When it comes to picking the locations, the students reach a general consensus on places that are not just historical, but also affordable and accessible. Of course, places with known paranormal activity are ideal, but the group can forge their own path as well.
“Many old places do hold some sort of significance but ultimately, any location can prove as an enjoyable, paranormal investigation,” Kurtyka said.
So far, the group has visited eerie areas only during the day, but the spooky interactions provided by experiments with an Ouija board more than made up for having the lights on.
“We have had several creepy instances where ‘spirits’ have attempted to come in contact with us through the Ouija board by telling us facts and information that no one had known previous to the session,” Kurtyka said.
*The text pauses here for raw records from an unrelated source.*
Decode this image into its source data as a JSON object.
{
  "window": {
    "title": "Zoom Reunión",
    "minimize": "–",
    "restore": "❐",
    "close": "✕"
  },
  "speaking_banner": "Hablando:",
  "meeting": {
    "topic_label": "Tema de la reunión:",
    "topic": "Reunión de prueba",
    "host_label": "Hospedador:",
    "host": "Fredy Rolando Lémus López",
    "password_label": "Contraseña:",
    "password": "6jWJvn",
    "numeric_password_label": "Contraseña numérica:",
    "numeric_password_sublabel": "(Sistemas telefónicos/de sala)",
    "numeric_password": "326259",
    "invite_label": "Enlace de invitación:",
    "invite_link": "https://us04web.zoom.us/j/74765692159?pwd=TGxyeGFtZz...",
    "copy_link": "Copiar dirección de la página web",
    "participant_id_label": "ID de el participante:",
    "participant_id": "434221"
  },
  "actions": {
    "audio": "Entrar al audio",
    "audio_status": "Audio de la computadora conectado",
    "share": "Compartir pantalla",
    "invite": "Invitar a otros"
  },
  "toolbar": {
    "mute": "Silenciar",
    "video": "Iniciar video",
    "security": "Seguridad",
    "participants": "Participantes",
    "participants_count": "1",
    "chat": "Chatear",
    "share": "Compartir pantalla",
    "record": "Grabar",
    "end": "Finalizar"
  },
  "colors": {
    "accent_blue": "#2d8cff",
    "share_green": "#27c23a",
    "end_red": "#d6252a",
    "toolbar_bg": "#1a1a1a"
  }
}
Kurtyka hopes to eventually turn one of the Drexel buildings into a haunted house during Drexel’s Halloween season. But to do this, he wants to better carve out a space for the group in Drexel’s community so it can visit more locations and accomplish more. It doesn’t hurt that the group’s faculty advisor also has an interest with the undead: By day, Jeffrey Stanley teaches classes in the Westphal College of Media Arts & Design’s Screenwriting and Playwriting Department, but at night he transforms into undead residents of cemeteries from all over the world during “Boneyards,” his Philly Fringe performance that imagines supernatural comic monologues.
Scaredy-cats need not apply to the group, but Kurtyka welcomes students who can get into the spirit regardless of their paranormal beliefs or personal experiences.
“Whether you are a skeptic or a believer, it never hurts to be adventurous,” he said.